2 Korinthiërs 11:16-23 Het Boek (HTB)
Ik zeg het nog eens: laat niemand denken dat ik mijn verstand verloren heb. Maar zelfs als iemand dat wel doet, moet hij mij maar voor onverstandig houden, zodat ik mij toch een beetje kan beroemen. Als ik zo spreek, is dat niet door God ingegeven, ik spreek als iemand die onwijs is. Vooropgesteld dat wij ons ergens op mogen beroemen. Als die anderen hoog opgeven van zichzelf, mag ik dat toch ook doen? U bent immers zo verstandig dat u het onverstand van anderen verdraagt? U vindt het zelfs niet erg als zij u uw vrijheid ontnemen, u uitbuiten, u misbruiken en vernederen en u in het gezicht slaan. Ik ga me straks nog schamen dat wij u zo zacht hebben aangepakt. Maar vergis u niet: wat zij durven zeggen en nu spreek ik weer alsof ik niet wijs ben, dat durf ik ook. Zijn zij Hebreeërs? Ik ook. Zijn zij Israëlieten? Ik ook. Stammen zij van Abraham af? Ik ook. Werken zij voor Christus? Ik ben natuurlijk niet wijs dat ik dit zeg, maar ik heb veel harder gewerkt dan zij. En zo kan ik wel doorgaan. Ik heb veel vaker in de gevangenis gezeten. Ik ben ettelijke keren afgeranseld. Ik heb meermalen oog in oog met de dood gestaan.

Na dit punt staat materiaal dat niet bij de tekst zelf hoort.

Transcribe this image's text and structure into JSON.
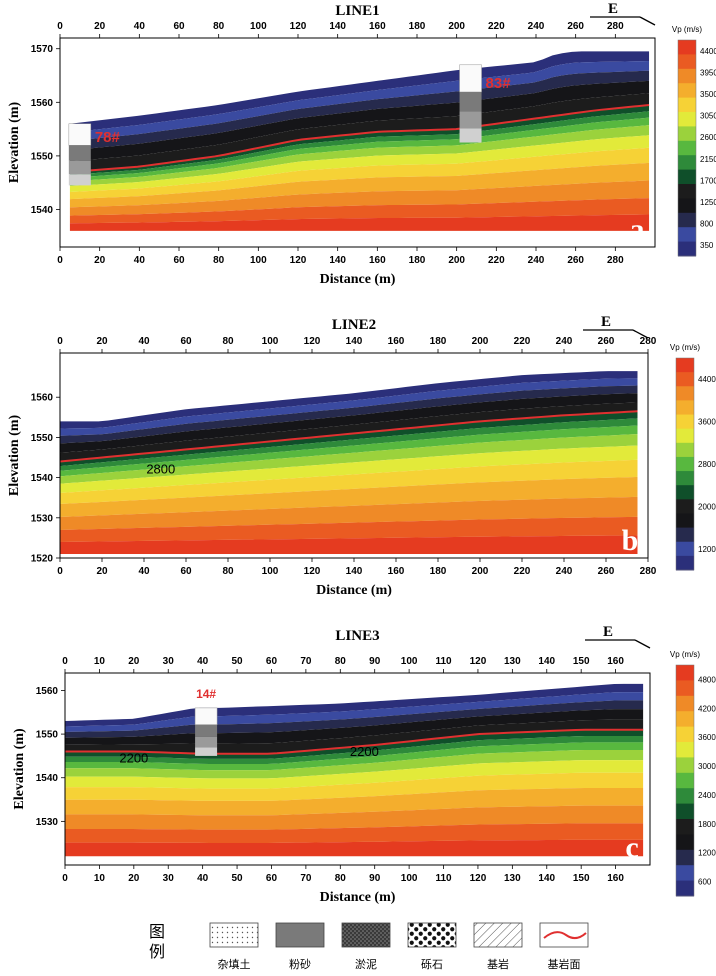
{
  "palette": [
    "#2b2f7a",
    "#3a4aa0",
    "#262a4d",
    "#151518",
    "#1c1c1c",
    "#0f4f2a",
    "#2e8a3a",
    "#58b83f",
    "#9bd23c",
    "#e2ea3a",
    "#f6d236",
    "#f4ae2d",
    "#ef8a27",
    "#ea5b22",
    "#e53b20"
  ],
  "boundary_color": "#e03030",
  "direction_label": "E",
  "chart_data": [
    {
      "type": "heatmap",
      "panel": "a",
      "title": "LINE1",
      "xlabel": "Distance (m)",
      "ylabel": "Elevation (m)",
      "xlim": [
        0,
        300
      ],
      "ylim": [
        1533,
        1572
      ],
      "xticks": [
        0,
        20,
        40,
        60,
        80,
        100,
        120,
        140,
        160,
        180,
        200,
        220,
        240,
        260,
        280
      ],
      "yticks": [
        1540,
        1550,
        1560,
        1570
      ],
      "colorbar_title": "Vp (m/s)",
      "colorbar_ticks": [
        "4400",
        "3950",
        "3500",
        "3050",
        "2600",
        "2150",
        "1700",
        "1250",
        "800",
        "350"
      ],
      "surface": {
        "x": [
          5,
          40,
          80,
          120,
          160,
          200,
          240,
          250,
          260,
          297
        ],
        "y": [
          1556,
          1557.5,
          1559.5,
          1562,
          1564,
          1566,
          1567.5,
          1569,
          1569.5,
          1569.5
        ]
      },
      "bedrock": {
        "x": [
          5,
          40,
          80,
          120,
          160,
          200,
          240,
          270,
          297
        ],
        "y": [
          1547,
          1548,
          1550,
          1553,
          1554.5,
          1555,
          1557,
          1558.5,
          1559.5
        ]
      },
      "bottom": {
        "x": [
          5,
          297
        ],
        "y": [
          1536,
          1536
        ]
      },
      "contour_label": "",
      "boreholes": [
        {
          "label": "78#",
          "x": 10,
          "top": 1556,
          "bottom": 1544.5
        },
        {
          "label": "83#",
          "x": 207,
          "top": 1567,
          "bottom": 1552.5
        }
      ]
    },
    {
      "type": "heatmap",
      "panel": "b",
      "title": "LINE2",
      "xlabel": "Distance (m)",
      "ylabel": "Elevation (m)",
      "xlim": [
        0,
        280
      ],
      "ylim": [
        1520,
        1571
      ],
      "xticks": [
        0,
        20,
        40,
        60,
        80,
        100,
        120,
        140,
        160,
        180,
        200,
        220,
        240,
        260,
        280
      ],
      "yticks": [
        1520,
        1530,
        1540,
        1550,
        1560
      ],
      "colorbar_title": "Vp (m/s)",
      "colorbar_ticks": [
        "4400",
        "3600",
        "2800",
        "2000",
        "1200"
      ],
      "surface": {
        "x": [
          0,
          20,
          60,
          100,
          140,
          180,
          220,
          260,
          275
        ],
        "y": [
          1554,
          1554,
          1557,
          1559,
          1561,
          1563.5,
          1565.5,
          1566.5,
          1566.5
        ]
      },
      "bedrock": {
        "x": [
          0,
          40,
          80,
          120,
          160,
          200,
          240,
          275
        ],
        "y": [
          1544,
          1546,
          1548,
          1550,
          1552,
          1554,
          1555.5,
          1556.5
        ]
      },
      "bottom": {
        "x": [
          0,
          275
        ],
        "y": [
          1521,
          1521
        ]
      },
      "contour_label": "2800",
      "contour_label_pos": {
        "x": 48,
        "y": 1541
      },
      "boreholes": []
    },
    {
      "type": "heatmap",
      "panel": "c",
      "title": "LINE3",
      "xlabel": "Distance (m)",
      "ylabel": "Elevation (m)",
      "xlim": [
        0,
        170
      ],
      "ylim": [
        1520,
        1564
      ],
      "xticks": [
        0,
        10,
        20,
        30,
        40,
        50,
        60,
        70,
        80,
        90,
        100,
        110,
        120,
        130,
        140,
        150,
        160
      ],
      "yticks": [
        1530,
        1540,
        1550,
        1560
      ],
      "colorbar_title": "Vp (m/s)",
      "colorbar_ticks": [
        "4800",
        "4200",
        "3600",
        "3000",
        "2400",
        "1800",
        "1200",
        "600"
      ],
      "surface": {
        "x": [
          0,
          20,
          38,
          45,
          80,
          120,
          160,
          168
        ],
        "y": [
          1553,
          1553.5,
          1556,
          1556,
          1557,
          1559,
          1561.5,
          1561.5
        ]
      },
      "bedrock": {
        "x": [
          0,
          20,
          40,
          60,
          90,
          120,
          150,
          168
        ],
        "y": [
          1546,
          1546,
          1545.5,
          1545.5,
          1547.5,
          1550,
          1551,
          1551
        ]
      },
      "bottom": {
        "x": [
          0,
          168
        ],
        "y": [
          1522,
          1522
        ]
      },
      "contour_label": "2200",
      "contour_label_pos": {
        "x": 20,
        "y": 1543.5
      },
      "contour_label2": "2200",
      "contour_label2_pos": {
        "x": 87,
        "y": 1545
      },
      "boreholes": [
        {
          "label": "14#",
          "x": 41,
          "top": 1556,
          "bottom": 1545
        }
      ]
    }
  ],
  "legend": {
    "title": "图例",
    "items": [
      {
        "label": "杂填土",
        "pattern": "dots"
      },
      {
        "label": "粉砂",
        "pattern": "grey"
      },
      {
        "label": "淤泥",
        "pattern": "dark"
      },
      {
        "label": "砾石",
        "pattern": "gravel"
      },
      {
        "label": "基岩",
        "pattern": "hatch"
      },
      {
        "label": "基岩面",
        "pattern": "line"
      }
    ]
  }
}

2 Korinthiërs 11:16-23 BasisBijbel (BB)
Ik herhaal dus: denk niet dat ik mijn verstand kwijt ben als ik nu even ga opscheppen. Maar zelfs áls jullie dat denken, heb dan even geduld met een man die zijn verstand kwijt is. Dan kan ik óók even opscheppen. Wat ik nu ga zeggen, zeg ik dus niet namens de Heer. Ik zeg het alleen alsof ik mijn verstand kwijt ben. Ik doe alsof ik óók vind dat ik mag opscheppen. Want als zoveel mensen vinden dat ze kunnen opscheppen over aardse dingen, dan kan ik dat ook. Luister dus even naar me. Want jullie hebben immers ook veel geduld met andere onverstandige mensen, omdat jullie jezelf zo wijs en verstandig vinden. Want jullie vinden het wel best als iemand jullie tot zijn slaven maakt, jullie geld opgebruikt, jullie voor zich laat werken, over zichzelf opschept en jullie met zijn woorden in je gezicht slaat. Ik schaam mij dat ik moet toegeven dat ik niet streng genoeg tegen jullie ben geweest. Maar toch, als zij durven op te scheppen – denk eraan, ik doe alsof ik mijn verstand kwijt ben – dan durf ik dat óók! Zeggen zij dat ze Joden zijn? Dat ben ik ook. Zijn zij Israëlieten? Dat ben ik ook! Stammen zij van Abraham af? Dat doe ik ook! Zijn zij dienaren van Christus? Ik praat nog steeds alsof ik mijn verstand kwijt ben: ik ben dat nog veel méér. Ik heb veel harder gewerkt. Ik ben veel vaker geslagen. Ik heb veel vaker in de gevangenis gezeten. Ik heb vaak oog in oog met de dood gestaan.